Computation in Gene Expression
Hillol Kargupta
Electronic mail address: hillol@cs.umbc.edu
Department of Computer Science and Electrical Engineering,
University of Maryland Baltimore County,
Baltimore, MD 21250, USA
Dirk Thierens
Electronic mail address: dirk@cs.uu.nl
Institute of Information and Computing Sciences,
Universiteit Utrecht,
Centrumgebouw Noord, office A356,
Padualaan 14, De Uithof, 3584CH Utrecht
Abstract
The transformation of the information coded in the DNA to the mRNA, protein, and finally to the phenotype of a living organism is often called the gene expression process. It is a complex biochemical process. However, it can also be viewed as a computational process that involves a sequence of representation transformations. Representation transformations are often used in many fields for solving problems efficiently. Therefore, these transformations in gene expression allude to intriguing computational roles in genetic adaptation, search, and evolvability.

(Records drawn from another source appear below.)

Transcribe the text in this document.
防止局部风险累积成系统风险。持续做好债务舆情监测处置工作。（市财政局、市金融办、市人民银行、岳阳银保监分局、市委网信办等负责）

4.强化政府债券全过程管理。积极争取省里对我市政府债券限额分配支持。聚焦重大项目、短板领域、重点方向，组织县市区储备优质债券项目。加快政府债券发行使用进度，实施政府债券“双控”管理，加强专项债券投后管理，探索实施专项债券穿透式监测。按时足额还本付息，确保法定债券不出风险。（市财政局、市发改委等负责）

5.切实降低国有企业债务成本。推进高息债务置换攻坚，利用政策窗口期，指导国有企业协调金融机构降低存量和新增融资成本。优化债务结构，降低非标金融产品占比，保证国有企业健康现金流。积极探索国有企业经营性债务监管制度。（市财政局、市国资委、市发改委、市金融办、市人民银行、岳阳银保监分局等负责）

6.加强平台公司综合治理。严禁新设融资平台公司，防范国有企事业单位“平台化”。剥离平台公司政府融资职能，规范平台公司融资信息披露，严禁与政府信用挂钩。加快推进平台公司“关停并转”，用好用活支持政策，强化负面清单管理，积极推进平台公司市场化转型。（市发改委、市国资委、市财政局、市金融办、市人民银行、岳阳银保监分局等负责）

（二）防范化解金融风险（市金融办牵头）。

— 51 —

This special issue on the Computation in Gene Expression is an early effort to consolidate our understanding. It came out of the Genetic and Evolutionary Computation Conference (GECCO), 2000 workshop on this topic. This issue contains three papers. The first paper by Kargupta presents an analysis of genetic code-like representation transformations (GCTs) and their possible role in scalable genetic learning and search. It identifies some GCTs that convert the exponentially long Fourier representation of some nontrivial functions to an exponentially long representation with only a polynomial number of significant terms. This suggests the possibility of constructing efficient and approximate representations through GCTs in genetic learning and search. The second paper by Kennedy and Osborn offers a perspective of gene expression as a mechanism to parse a genomic language for constructing the phenotype. It develops a model of artificial cellular metabolism---spider---that expresses the operons encoded in the genome. The final paper by Silvescu and Honavar offers a perspective from a different angle. It takes a data driven approach to understand gene expression. It reports development of a boolean network-based model of a genetic regulatory network. It is interesting to note that in their boolean network the expression of any gene can depend on that of at most k genes. On the other hand, the paper by Kargupta shows that at least for some functions and GCTs, only the interactions between k genes for small values of k are significant. These three papers represent the growing body of literature on the computation in gene expression based on simulation, analytical, and data driven techniques.
We hope that this effort will contribute toward further understanding of the computation in gene expression.